4. Evaluate Your Username and Password
You’ve heard this advice time and time again but you really, really need to listen to it. Choosing a difficult username and password is important for your site’s overall security. First of all, never use “admin” as your username. Since it’s the most popular username for WordPress, leaving this the same is like giving hackers half of your data.
Second, use a series of numbers, letters, and symbols for your password. Basically, make it impossible for a human to guess, and extremely difficult for a machine to crack.
5. Perform Regular Site Backups
Many people roll their eyes when they hear they need to back up their sites often. Not because they don’t understand it’s important; rather, because the thought of backing up an entire site is exhausting. A lot of people just don’t want to commit the time and effort to the project.
Thankfully, backups can be completely automated these days and are actually a wise solution because they can be scheduled in advance. That way, you’ll never forget to back up your WordPress website again. The WordPress Codex has detailed instructions on how to backup your site manually. Or, you can opt for a WordPress plugins solution (Backup Buddy and VaultPress are two options we’ve used before here at WPExplorer).
6. Keep Your Site Up-to-Date
Hackers come up with new strategies to wreck websites on a daily basis. So running an outdated version of WordPress is just asking for trouble, especially since WordPress publishes the flaws and security holes in previous versions as soon as a new version is released, as seen in the above photo. Always make sure your site is running the latest version for optimum security.
7. Pick Secure Themes
It’s also important to select themes that have a good reputation. Those made by less than reputable developers or that don’t have the cleanest code could open up your site to security vulnerabilities once installed. Read reviews of themes before you install them and if you’re purchasing a premium theme, always purchase one from a well-known WordPress website.
Likewise, always install theme updates when they become available. What was said above about keeping the WordPress core files up to date applies here as well.
8. Pick Secure Plugins
What I said above about themes applies to plugins, too. Though the advice is likely doubly true for plugins since they can sometimes contain malware or malicious code. Don’t download a WordPress plugins from a developer you don’t recognize and always install updates when they become available to maintain site security.
9. Protect Your Files
One of the most important files on your entire WordPress site is the wp-config.php file. It stores a tone of data about your site, includes details about your database and the settings for the site as a whole. A hacker with the right knowledge-base could change everything about your site just with this file’s info. So, as you can imagine, it’s important to protect it.

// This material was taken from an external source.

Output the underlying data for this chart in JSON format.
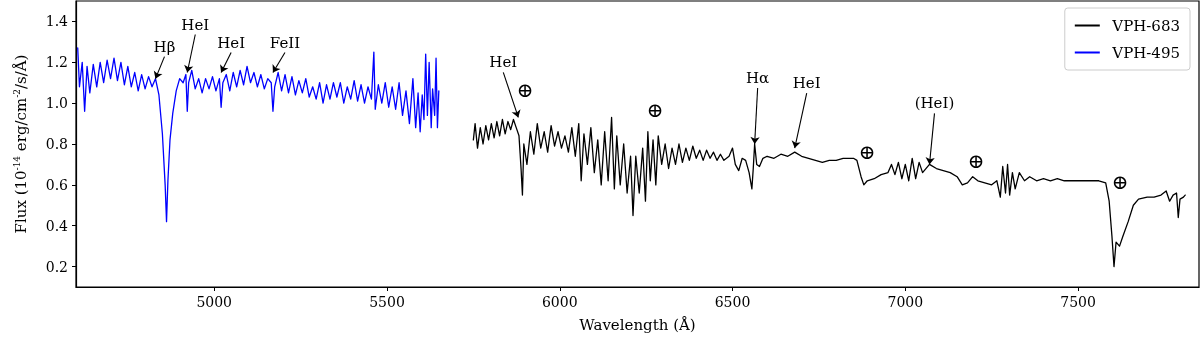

Thankfully, you can with a relatively simple fix. All you need to do is add the following code snippet to your .htaccess file just below where it says # END WordPress:
<Files wp-config.php> order allow,deny deny from all </Files>
10. Pick the Right Hosting Provider
A lot of your site’s security comes down to the WordPress hosting provider you choose. While I can’t tell you which host is best — there are way too many variables to consider to discuss in this article — I can tell you that reading reviews is imperative to making a wise decision. Be sure to evaluate a host’s security, backup solutions, and server type before coming to a final choice (we talk more about what to consider when choosing a host in our post about selecting the right host and our post about the best host for you).